21. Les collectivités territoriales de la République des différents niveaux couvrent ensemble la totalité du territoire habité de la République, qu’elles sont chargées d’administrer aux côtés des services de l’État101. Recourir au concept d’organisation territoriale de l’État a permis à la Cour de comptes de procéder à l’étude de la carte des services déconcentrés et des relations entre les niveaux déconcentrés102. Aussi il est ici fait usage du concept d’organisation territoriale de la République pour examiner la carte des collectivités territoriales et les relations qui se nouent entre les différents niveaux décentralisés.

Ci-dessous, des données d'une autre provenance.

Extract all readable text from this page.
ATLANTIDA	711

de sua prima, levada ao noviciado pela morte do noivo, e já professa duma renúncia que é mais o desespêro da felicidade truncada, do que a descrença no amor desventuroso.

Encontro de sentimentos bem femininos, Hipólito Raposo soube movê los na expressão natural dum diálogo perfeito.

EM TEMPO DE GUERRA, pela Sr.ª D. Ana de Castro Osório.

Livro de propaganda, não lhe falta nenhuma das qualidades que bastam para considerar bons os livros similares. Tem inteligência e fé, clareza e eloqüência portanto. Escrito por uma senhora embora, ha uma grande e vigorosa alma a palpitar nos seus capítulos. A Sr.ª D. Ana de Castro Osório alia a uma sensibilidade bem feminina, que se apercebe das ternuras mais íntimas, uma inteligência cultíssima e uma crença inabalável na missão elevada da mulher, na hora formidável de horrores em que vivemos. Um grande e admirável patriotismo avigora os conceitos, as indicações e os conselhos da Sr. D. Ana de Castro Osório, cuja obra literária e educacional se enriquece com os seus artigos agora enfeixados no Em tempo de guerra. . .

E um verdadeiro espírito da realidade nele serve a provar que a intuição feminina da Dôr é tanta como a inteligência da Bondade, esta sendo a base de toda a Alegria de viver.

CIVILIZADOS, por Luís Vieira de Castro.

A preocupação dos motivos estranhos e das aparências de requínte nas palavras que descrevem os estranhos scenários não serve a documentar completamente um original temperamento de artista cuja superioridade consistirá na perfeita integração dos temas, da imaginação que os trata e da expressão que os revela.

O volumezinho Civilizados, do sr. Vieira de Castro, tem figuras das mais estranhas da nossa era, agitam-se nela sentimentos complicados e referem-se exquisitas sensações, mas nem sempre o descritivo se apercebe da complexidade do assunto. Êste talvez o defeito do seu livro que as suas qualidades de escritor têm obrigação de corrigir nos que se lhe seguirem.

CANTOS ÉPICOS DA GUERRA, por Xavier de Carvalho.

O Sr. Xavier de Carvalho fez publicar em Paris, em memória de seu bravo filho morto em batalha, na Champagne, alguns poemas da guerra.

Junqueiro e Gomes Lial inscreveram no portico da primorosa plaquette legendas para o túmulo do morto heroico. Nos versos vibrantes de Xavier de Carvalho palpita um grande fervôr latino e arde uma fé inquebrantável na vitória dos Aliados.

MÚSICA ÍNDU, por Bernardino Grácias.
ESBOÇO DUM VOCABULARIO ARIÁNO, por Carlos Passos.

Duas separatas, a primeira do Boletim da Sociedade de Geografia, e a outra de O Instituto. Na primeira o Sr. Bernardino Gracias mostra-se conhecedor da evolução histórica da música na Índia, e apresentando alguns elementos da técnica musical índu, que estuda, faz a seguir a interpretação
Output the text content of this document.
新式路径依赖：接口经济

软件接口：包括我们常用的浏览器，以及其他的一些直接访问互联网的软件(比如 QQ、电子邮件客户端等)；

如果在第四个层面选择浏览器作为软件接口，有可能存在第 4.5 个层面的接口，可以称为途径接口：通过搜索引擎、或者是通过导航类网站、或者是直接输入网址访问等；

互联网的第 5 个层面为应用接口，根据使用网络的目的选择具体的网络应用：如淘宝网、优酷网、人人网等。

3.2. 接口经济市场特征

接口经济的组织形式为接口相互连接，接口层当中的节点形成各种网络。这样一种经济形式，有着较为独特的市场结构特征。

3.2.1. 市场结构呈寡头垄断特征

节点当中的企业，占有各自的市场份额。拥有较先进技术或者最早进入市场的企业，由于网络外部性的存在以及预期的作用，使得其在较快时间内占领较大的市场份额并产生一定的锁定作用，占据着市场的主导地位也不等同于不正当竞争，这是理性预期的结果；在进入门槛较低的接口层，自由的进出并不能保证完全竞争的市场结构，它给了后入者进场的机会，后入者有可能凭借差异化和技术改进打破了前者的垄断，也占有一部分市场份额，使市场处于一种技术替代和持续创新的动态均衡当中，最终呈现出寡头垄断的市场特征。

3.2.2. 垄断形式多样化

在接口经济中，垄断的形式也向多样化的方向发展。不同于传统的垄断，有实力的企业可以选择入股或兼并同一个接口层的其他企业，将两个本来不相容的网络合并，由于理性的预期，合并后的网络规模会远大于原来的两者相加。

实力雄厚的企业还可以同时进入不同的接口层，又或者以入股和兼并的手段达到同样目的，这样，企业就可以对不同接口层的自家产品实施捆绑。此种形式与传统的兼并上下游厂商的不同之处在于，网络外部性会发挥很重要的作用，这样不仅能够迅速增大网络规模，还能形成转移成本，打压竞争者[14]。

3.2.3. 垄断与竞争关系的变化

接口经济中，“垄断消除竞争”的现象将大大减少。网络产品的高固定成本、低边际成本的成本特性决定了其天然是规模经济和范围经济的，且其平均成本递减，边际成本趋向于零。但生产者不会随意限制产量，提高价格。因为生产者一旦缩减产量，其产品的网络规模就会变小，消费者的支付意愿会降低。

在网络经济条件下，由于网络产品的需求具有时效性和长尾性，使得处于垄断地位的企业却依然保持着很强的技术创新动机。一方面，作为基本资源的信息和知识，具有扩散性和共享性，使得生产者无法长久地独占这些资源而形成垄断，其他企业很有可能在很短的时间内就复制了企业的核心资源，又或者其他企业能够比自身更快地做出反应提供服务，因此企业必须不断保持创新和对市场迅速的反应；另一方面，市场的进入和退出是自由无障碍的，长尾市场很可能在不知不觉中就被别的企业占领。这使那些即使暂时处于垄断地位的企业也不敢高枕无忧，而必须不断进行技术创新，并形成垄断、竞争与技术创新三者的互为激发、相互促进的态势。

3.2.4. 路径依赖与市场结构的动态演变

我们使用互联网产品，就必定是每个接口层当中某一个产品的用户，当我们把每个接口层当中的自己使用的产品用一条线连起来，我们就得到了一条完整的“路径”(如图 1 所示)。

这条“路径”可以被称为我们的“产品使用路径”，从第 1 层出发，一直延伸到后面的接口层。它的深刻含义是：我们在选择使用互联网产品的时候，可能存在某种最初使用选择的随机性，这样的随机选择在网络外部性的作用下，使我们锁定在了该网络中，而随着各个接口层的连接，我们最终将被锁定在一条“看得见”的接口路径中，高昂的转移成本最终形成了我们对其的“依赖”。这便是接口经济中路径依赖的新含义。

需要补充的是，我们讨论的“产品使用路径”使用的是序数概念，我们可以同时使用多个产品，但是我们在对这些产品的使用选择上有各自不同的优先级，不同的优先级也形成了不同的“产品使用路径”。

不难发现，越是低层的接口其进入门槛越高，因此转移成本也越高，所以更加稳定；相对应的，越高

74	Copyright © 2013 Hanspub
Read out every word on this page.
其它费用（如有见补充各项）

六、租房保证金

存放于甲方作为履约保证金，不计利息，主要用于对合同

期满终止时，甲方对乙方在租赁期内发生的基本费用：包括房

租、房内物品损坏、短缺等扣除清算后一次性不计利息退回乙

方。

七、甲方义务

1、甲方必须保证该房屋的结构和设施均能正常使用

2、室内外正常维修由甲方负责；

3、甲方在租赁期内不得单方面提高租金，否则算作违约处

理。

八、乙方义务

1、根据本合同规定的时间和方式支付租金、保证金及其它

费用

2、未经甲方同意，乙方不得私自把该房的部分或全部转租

Le thème de la rationalisation témoigne de la prédominance de la dialectique managériale qui est à l’œuvre depuis plusieurs décennies. La rationalisation consiste en l’« organisation d’une activité, à partir d’une étude scientifique, afin d’adapter efficacement les moyens aux objectifs poursuivis »103. Cette idée a eu d’extraordinaires développements en matière de finances publiques avec la rationalisation des choix budgétaires. Il s’agit de « faire que chaque franc dépensé par l’État le soit à bon escient »104. Selon le dictionnaire, la rationalisation des choix budgétaires correspond à l’« ensemble des procédures de calcul économique utilisées en finance publique pour optimiser les dépenses publiques »105. Or l’organisation territoriale de la République peut être regardée comme la source de dépenses aux performances critiquées. Le rapport Guichard106 et les innombrables rapports qui lui ont succédé sont d’incessantes alertes sur ce point. L’organisation territoriale de la République ne pouvait donc échapper au thème de la rationalisation.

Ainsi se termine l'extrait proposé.